Biomarker-Targeted Functionalized Magnetic Nanoparticles: Synthesis and Aptamer Conjugation Optimization Toward Alzheimer’s Disease Biosensing

Abstract

Magnetic-plasmonic hybrid nanoparticles are gaining prominence in biomedical diagnostics due to their dual functionality, combining magnetic manipulation and signal enhancement. A major challenge remains the reproducible synthesis of coreshell nanostructures with controlled size, composition, and stability. In this work, we present a robust two-step aqueous coprecipitation method to produce gold/magnetite nanoparticles, for early Alzheimer's disease diagnosis, based on biomarker's aptamer-based biosensing. Magnetite nanoparticles were first synthesized with high saturation magnetization, followed by controlled gold shell growth via citrate-assisted reduction. Systematic tuning of gold precursor ratios and washing steps enabled precise control over shell structure and surface properties. The nanoparticles were extensively characterized using X-ray diffraction, dynamic light scattering, zeta potential analysis, vibrating sample magnetometry, Ultraviolet-Visible spectroscopy, and inductively Coupled Plasma measurements, outlining optimal characteristics: distinct core-shell morphology, ferrimagnetic behavior, strong localized surface plasmon resonance, and high colloidal stability.
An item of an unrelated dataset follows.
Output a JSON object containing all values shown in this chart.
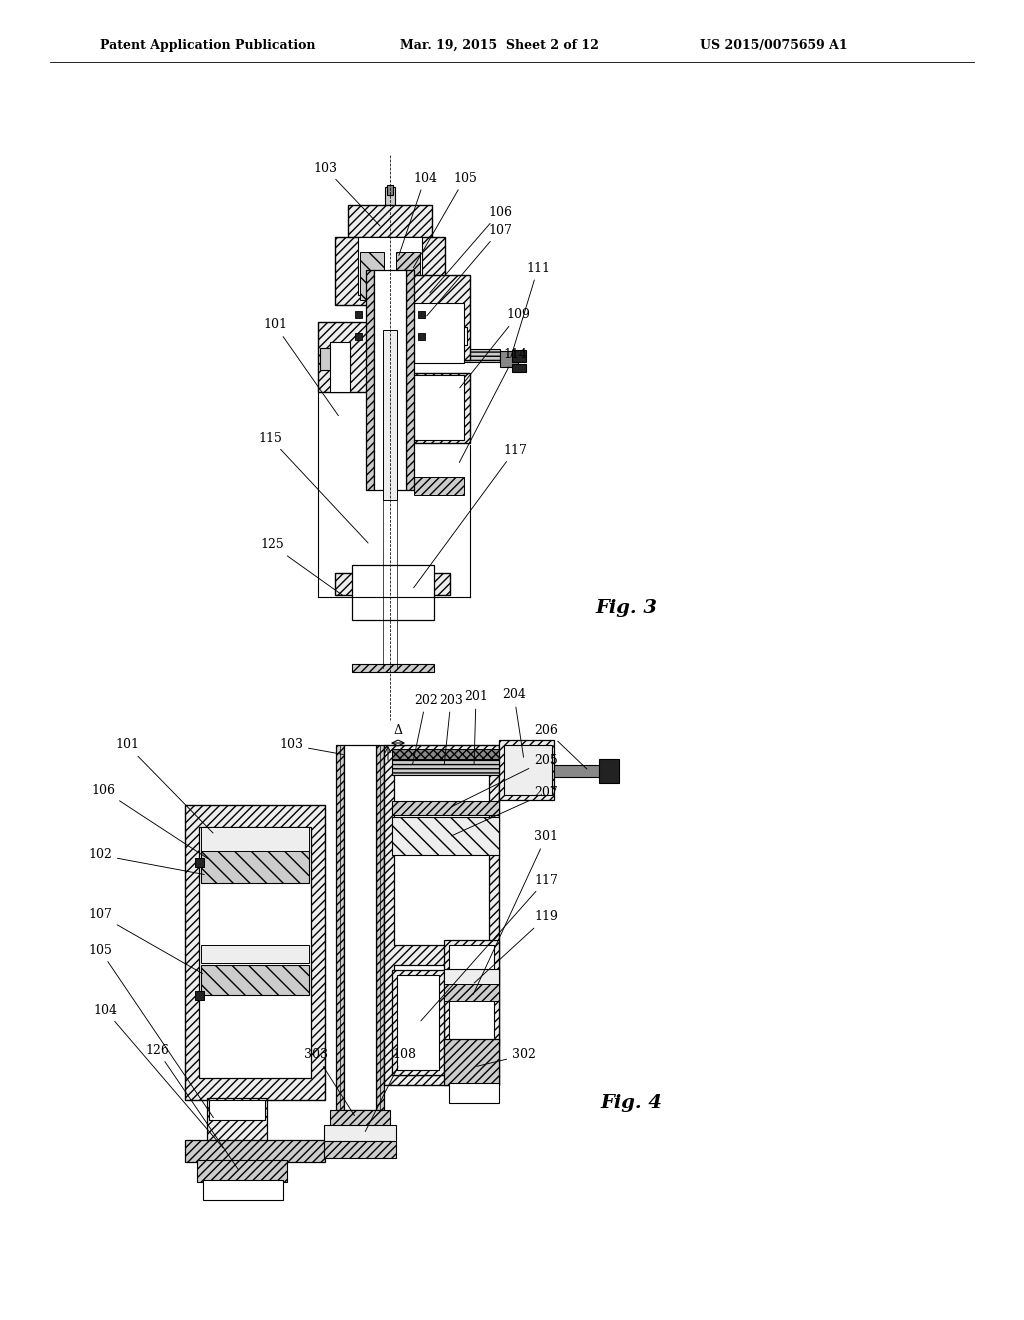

Beyond synthesis and characterization of nanoparticles, this study also introduces an innovative aptamer conjugation protocol tailored for maximizing their binding efficiency, thereby enhancing early recognition of certain neurodegenerative biomarkers: Aβ-40, Αβ-42, TBA and GFAP. The tailored features of the gold/magnetite nanoparticles allow fine control over particle size and aptamer loading, making this work a valuable tool for designing structurally, magnetically, and physicochemically optimized carriers for neurodegenerative disease diagnostics. Collectively, these results establish a scalable and functional platform suitable for next-generation biosensing applications in Alzheimer's disease early detection.